Goodwin began playing under-18s in 1995, where he would play until 1997.
A premiership in 1996 as well as third-place in the best and fairest in 1997 saw Goodwin enjoy a successful run into the transition to senior football.
“Football’s great game – you play for finals and to win premierships and I was lucky enough to win one in ‘96 in the under-18s – unfortunately, not in the seniors at Doncaster,” Goodwin said.
In a career which Goodwin has achieved numerous honours, including the reserves best and fairest in 2007 and 2013 – and runner-up on four occasions – third in 2000 and reserves best first-year player in 1998 followed by the reserves’ most valuable player in 2010, the motivation for the selfless Goodwin hasn’t been in individual awards.
“Individual awards are nice but I think the reason you play should be to play finals,” Goodwin said.
“I didn’t achieve the pinnacle (a senior premiership) at ‘Donny’, but that’s life.”
Remembering his first senior game, Goodwin recalls the nail-biting dying moments and the hours after.
“My first senior game was in 1998 and it was against Mulgrave at Doncaster,” he said.
“I would’ve only racked up a few touches I’d imagine, but I do remember ‘Chopper’ my brother, (Anthony) having a shot late in the game and we got done by a couple of points.
“You couldn’t really talk to him for a couple of hours after that game!”
Playing alongside his brothers Anthony and Dean serves as a career highlight for Nick, who remembers the Goodwin-trio line-up fondly.
“It was great,” he said
“I don’t know how many people that have had another two brothers that play at the one club.
“We only played six to eight games together in the ones only but that’s six or eight more than a lot of people.
“I do remember a couple of occasions where the line-up read – Goodwin – Goodwin – Goodwin. That was pretty nice – I wouldn’t quite say it was Krakouer-brothers-like but it was really good.”
In 2012, Nick Goodwin was awarded life membership of the Doncaster Football Club for his tireless years of service on and off the field.
It is an honour the 300-gamer will never forget.
“It was a huge honour,” Goodwin said.
“It gets nominated at the AGM and I knew about it earlier – but for what ever reason on the night, I couldn’t really speak once I stood up.
“It took a little time to sink in – that’s probably the highest individual honour that you could get at the club.
“I was only 32-33 years of age – I suppose you don’t have to be 50 or 60 to achieve life membership and do plenty around the club.”

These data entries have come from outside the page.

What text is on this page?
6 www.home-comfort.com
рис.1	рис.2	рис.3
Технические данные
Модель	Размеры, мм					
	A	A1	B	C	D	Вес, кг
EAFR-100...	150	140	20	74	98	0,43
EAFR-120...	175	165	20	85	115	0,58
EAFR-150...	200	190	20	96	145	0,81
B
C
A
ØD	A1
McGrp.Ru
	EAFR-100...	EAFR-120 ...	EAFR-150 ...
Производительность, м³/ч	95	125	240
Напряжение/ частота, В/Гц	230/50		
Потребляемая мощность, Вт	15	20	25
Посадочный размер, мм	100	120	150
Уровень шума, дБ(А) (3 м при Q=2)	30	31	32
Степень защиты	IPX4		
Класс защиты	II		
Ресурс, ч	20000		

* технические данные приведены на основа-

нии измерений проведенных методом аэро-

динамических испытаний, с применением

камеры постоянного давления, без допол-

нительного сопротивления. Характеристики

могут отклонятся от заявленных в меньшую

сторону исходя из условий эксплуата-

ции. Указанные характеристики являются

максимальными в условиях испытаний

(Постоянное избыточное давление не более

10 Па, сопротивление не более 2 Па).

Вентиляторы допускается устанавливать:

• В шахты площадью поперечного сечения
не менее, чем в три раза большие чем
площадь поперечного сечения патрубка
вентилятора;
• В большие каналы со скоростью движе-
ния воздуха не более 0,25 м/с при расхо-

It is also an honour Goodwin believes would never have been possible without his parents.
“The helping side of things, I think, gets ingrained through your parents,” he said.
“Mum and Dad ran junior clubs when we were kids, they’re also on the committee at Doncaster, the old man’s the vice president and a life member as well.
“It gets ingrained in you from an early age.
“Volunteers at any club are hard to come across so any time you can do something to help out, it is a tick in everyone’s box.”
Goodwin couldn’t be more grateful for the role his parents have played across the journey, and his wife who has been there since the early years.
“They (my parents) wouldn’t have missed too many games for the first 10 years or so,” Goodwin said.
“My wife would have only missed 20 or 30 games through my whole career.
“We’ve been together for many years prior to (starting senior football in) 1998.”
Four players standout as among the best Goodwin has seen don the blue and white – but one stands head and shoulders above the rest.
“Fairly or unfairly, I think Nathan Thompson’s the best footballer to put on a Doncaster jumper,” Goodwin said.
“He was pretty hard to beat.
“Chris Annakis is a freak, he has been so consistent over the years, (and) my brother (Anthony Goodwin) is a six-time best and fairest winner, a life member, who won the ball inside and outside.
“(David) Mazins only played at the club for three years but kicked 70-plus on all three occasions – he was just a monster – you had to be (a good player) to get around him.”
26 years after strolling down to Schramms Reserve, and Goodwin couldn’t think of a better place to be playing his footy.
From goal-umpiring and time-keeping at 11 years of age, to etching his name on the honour boards yet again at the age of 37, over two-decades of tireless service could not bestow a more iconic family at the club, as the Goodwin name and legacy will be proudly represented again this weekend in game 300.